Howlett is less an expressionist here than a cartographer. And what’s more, the maps aren’t really tools to help us navigate, but objects for consideration. They’re formal experimentations, where line is paramount. While Rothko’s edges bleed like mad, these colors don’t run; they’re often conspicuously contained. Bricks are outlined like objects in Fauve paintings (around the same time Haddack published The Personal Atmosphere). Then, critics thought it garish to communicate a shape by drawing a line around it. Outlines render everything cartoonish, flattening the things they surround. They also come in handy if you want to demarcate positive and negative space (as Howlett explores in a series near the Outlets), or if you prefer the world flat.
There’s hidden depth to thinness, here. Formally, this world appears flimsy and even superficial, but its meanings aren’t at all obvious. While the show may prize its whimsy, it flaunts its secrets too. Howlett terms Haddack’s text “jauntily esoteric,” and his own work fits that bill: the exhibit ends on a caricature of illegibility. Over chip-thin bricks, layers of cloud-like forms mimic scrubbed-out graffiti. We’re explicitly shut out from reading the message. The shutting out is the message.
At another moment, I might have felt more at peace with Howlett’s willful opacity, but I’m desperate for clarity these days. I’m craving community, and more wary than ever about the glorified status we, with our self-help books and other institutions, confer on the Individual.
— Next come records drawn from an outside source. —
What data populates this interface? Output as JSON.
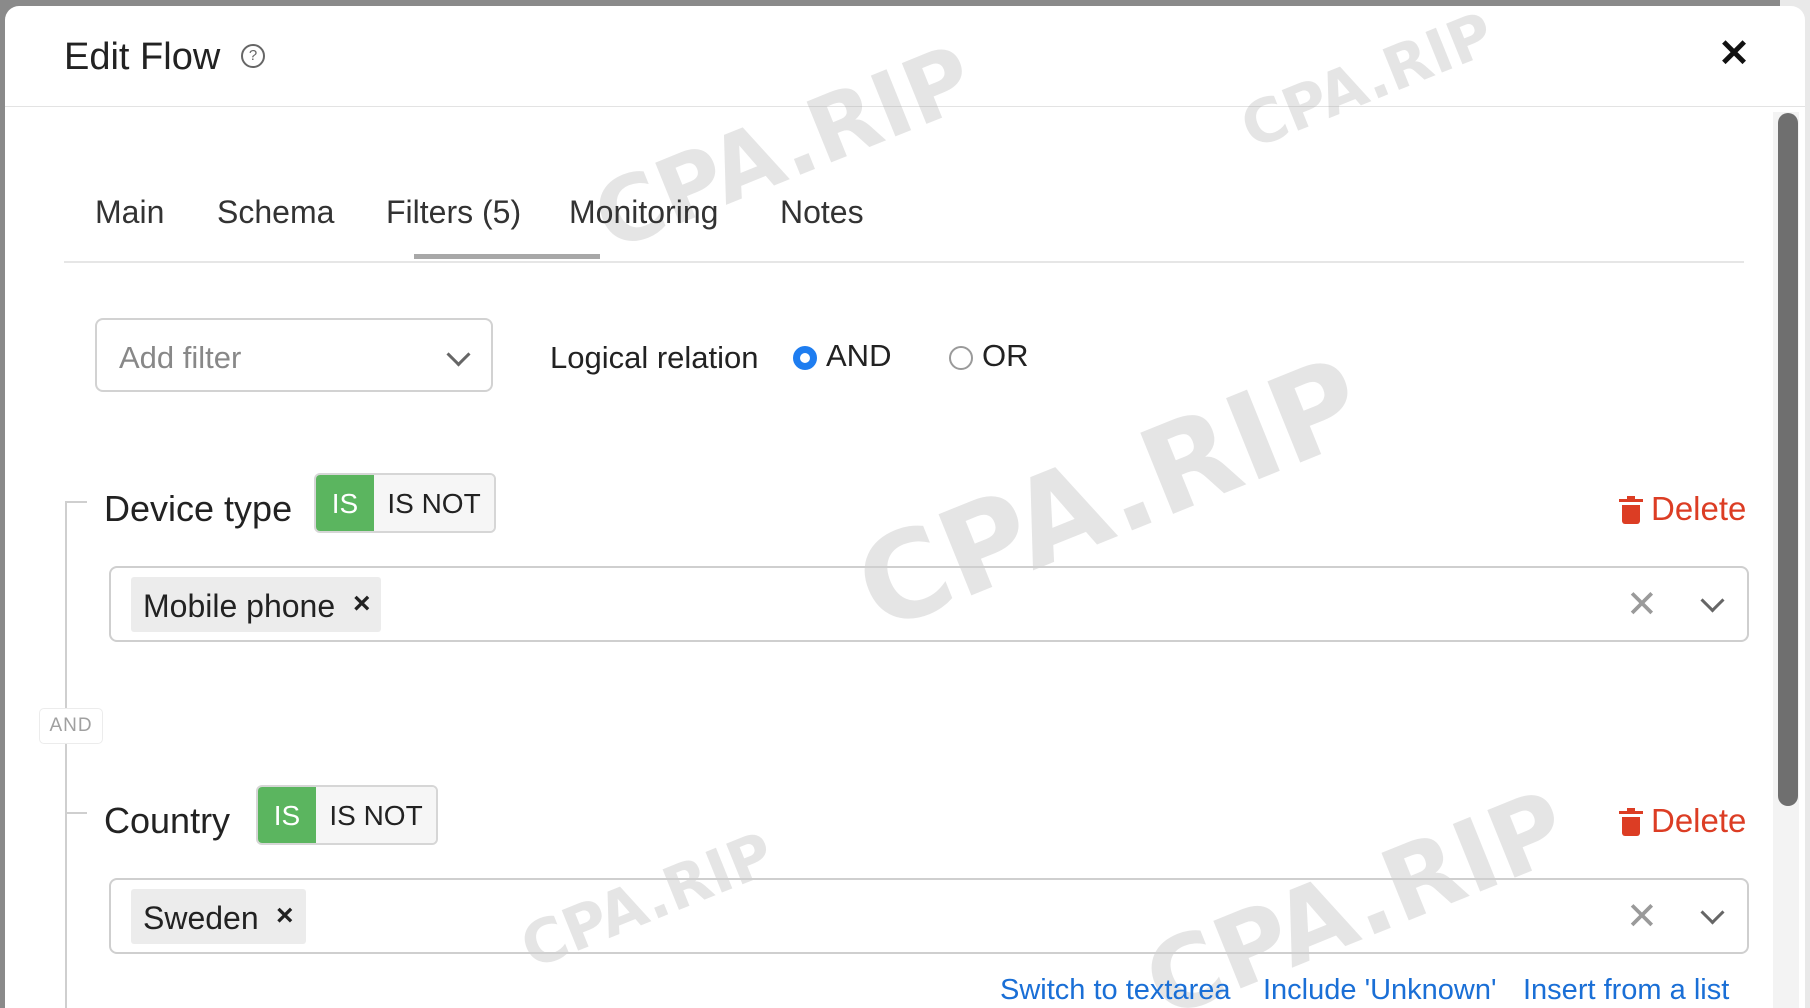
{
  "modal": {
    "title": "Edit Flow",
    "help_icon": "question-circle-icon",
    "close_icon": "close-icon"
  },
  "tabs": [
    {
      "label": "Main",
      "active": false
    },
    {
      "label": "Schema",
      "active": false
    },
    {
      "label": "Filters (5)",
      "active": true
    },
    {
      "label": "Monitoring",
      "active": false
    },
    {
      "label": "Notes",
      "active": false
    }
  ],
  "add_filter": {
    "placeholder": "Add filter"
  },
  "logical_relation": {
    "label": "Logical relation",
    "options": [
      {
        "label": "AND",
        "selected": true
      },
      {
        "label": "OR",
        "selected": false
      }
    ]
  },
  "connector_label": "AND",
  "filters": [
    {
      "name": "Device type",
      "is_label": "IS",
      "is_not_label": "IS NOT",
      "mode": "IS",
      "delete_label": "Delete",
      "values": [
        "Mobile phone"
      ]
    },
    {
      "name": "Country",
      "is_label": "IS",
      "is_not_label": "IS NOT",
      "mode": "IS",
      "delete_label": "Delete",
      "values": [
        "Sweden"
      ]
    }
  ],
  "country_links": [
    "Switch to textarea",
    "Include 'Unknown'",
    "Insert from a list"
  ],
  "watermark": "CPA.RIP",
  "colors": {
    "accent_blue": "#1e7df0",
    "is_green": "#5bb55f",
    "delete_red": "#dc3d24",
    "link_blue": "#1a6fd6"
  }
}
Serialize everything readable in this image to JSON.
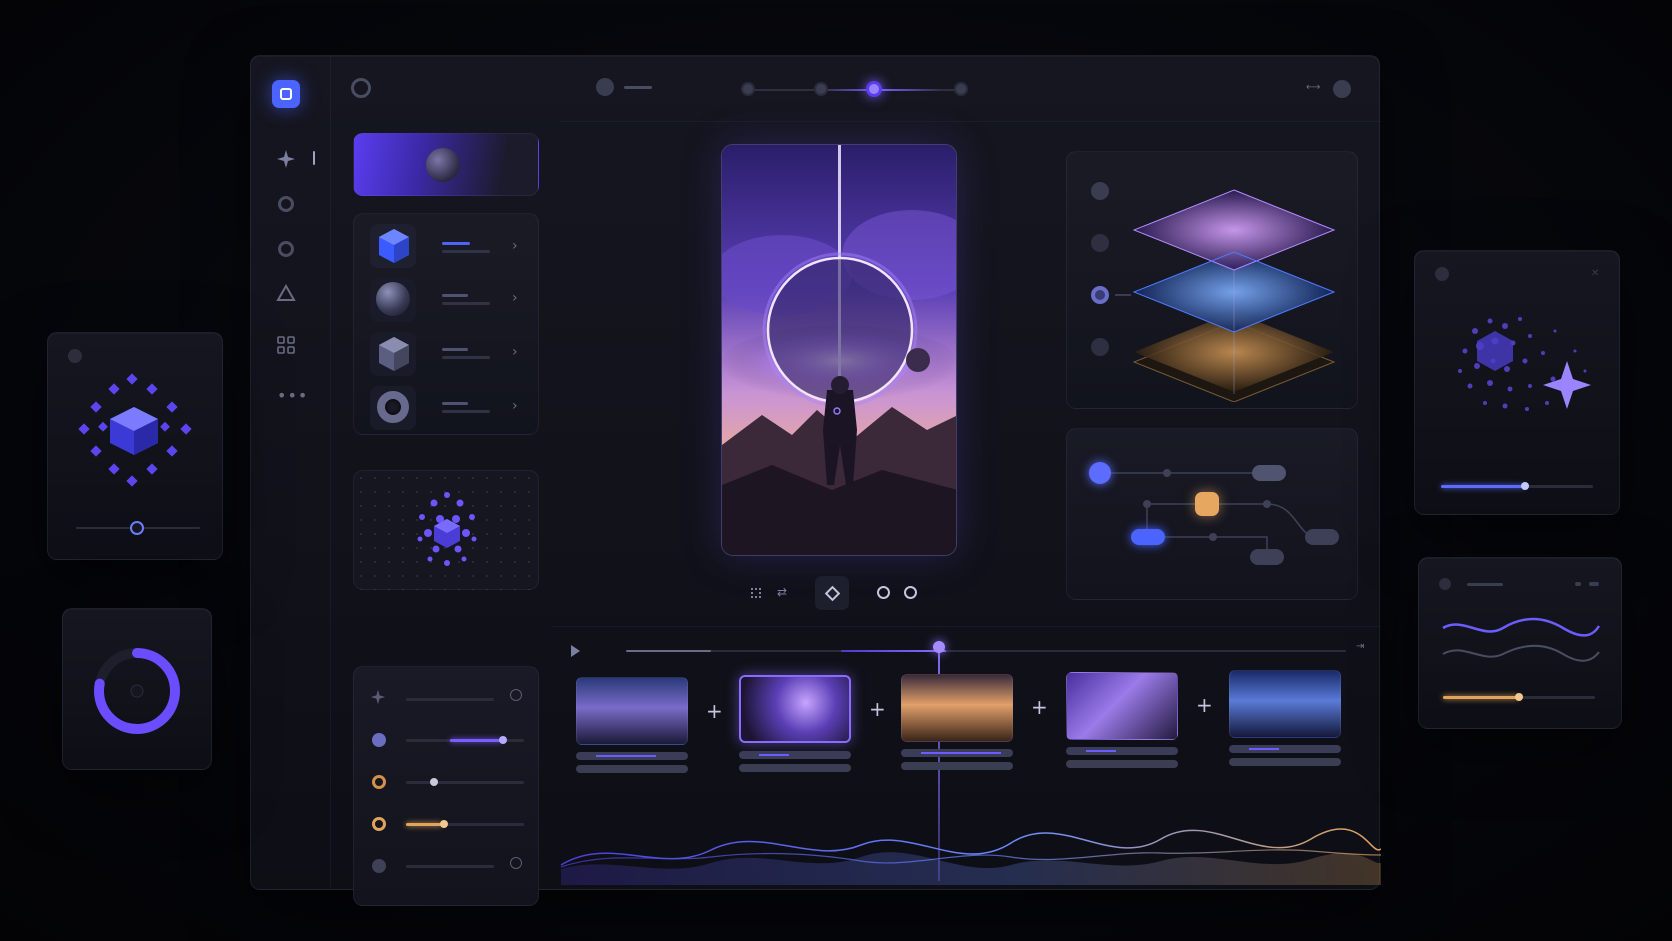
{
  "app": {
    "logo_icon": "rounded-square-icon",
    "accent": "#6b5cff",
    "accent_blue": "#4b63ff",
    "accent_orange": "#e0a45a"
  },
  "left_rail": {
    "items": [
      {
        "icon": "sparkle-icon"
      },
      {
        "icon": "circle-icon"
      },
      {
        "icon": "circle-icon"
      },
      {
        "icon": "triangle-icon"
      },
      {
        "icon": "grid-icon"
      },
      {
        "icon": "more-icon"
      }
    ]
  },
  "asset_list": {
    "items": [
      {
        "icon": "cube-icon",
        "selected": true
      },
      {
        "icon": "sphere-icon"
      },
      {
        "icon": "hexagon-icon"
      },
      {
        "icon": "torus-icon"
      }
    ]
  },
  "sliders": {
    "items": [
      {
        "icon": "sparkle-icon",
        "value": 0.0,
        "color": "#3a3c50"
      },
      {
        "icon": "moon-icon",
        "value": 0.8,
        "color": "#7b5cff"
      },
      {
        "icon": "sun-icon",
        "value": 0.25,
        "color": "#8a8ca6"
      },
      {
        "icon": "flower-icon",
        "value": 0.35,
        "color": "#e0a45a"
      },
      {
        "icon": "x-icon",
        "value": 0.0,
        "color": "#3a3c50"
      }
    ]
  },
  "top_bar": {
    "steps": 4,
    "active_step": 2
  },
  "timeline": {
    "progress": 0.49,
    "playhead": 0.47,
    "clips": [
      {
        "theme": "blue",
        "selected": false
      },
      {
        "theme": "violet",
        "selected": true
      },
      {
        "theme": "amber",
        "selected": false
      },
      {
        "theme": "violet",
        "selected": false
      },
      {
        "theme": "blue",
        "selected": false
      }
    ]
  },
  "layers_panel": {
    "active_index": 2
  },
  "right_panel": {
    "slider_value": 0.55,
    "wave_slider_value": 0.5
  },
  "donut": {
    "value": 0.78
  }
}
I’m witnessing the isolated way we each live our piece of a collective grief. I’m confused that mine came out, in part, as a roof. I’m curious about the advisability, but also the inevitability, of our esotericisms. How fervently should we defend them? Can they still be jaunty, now? This exhibition is an artefact from just before a major shift. While many are now urging us to transcend our social media bubbles and political echo chambers, Howlett presents the even smaller sphere of The Personal Atmosphere for our conflicted consideration.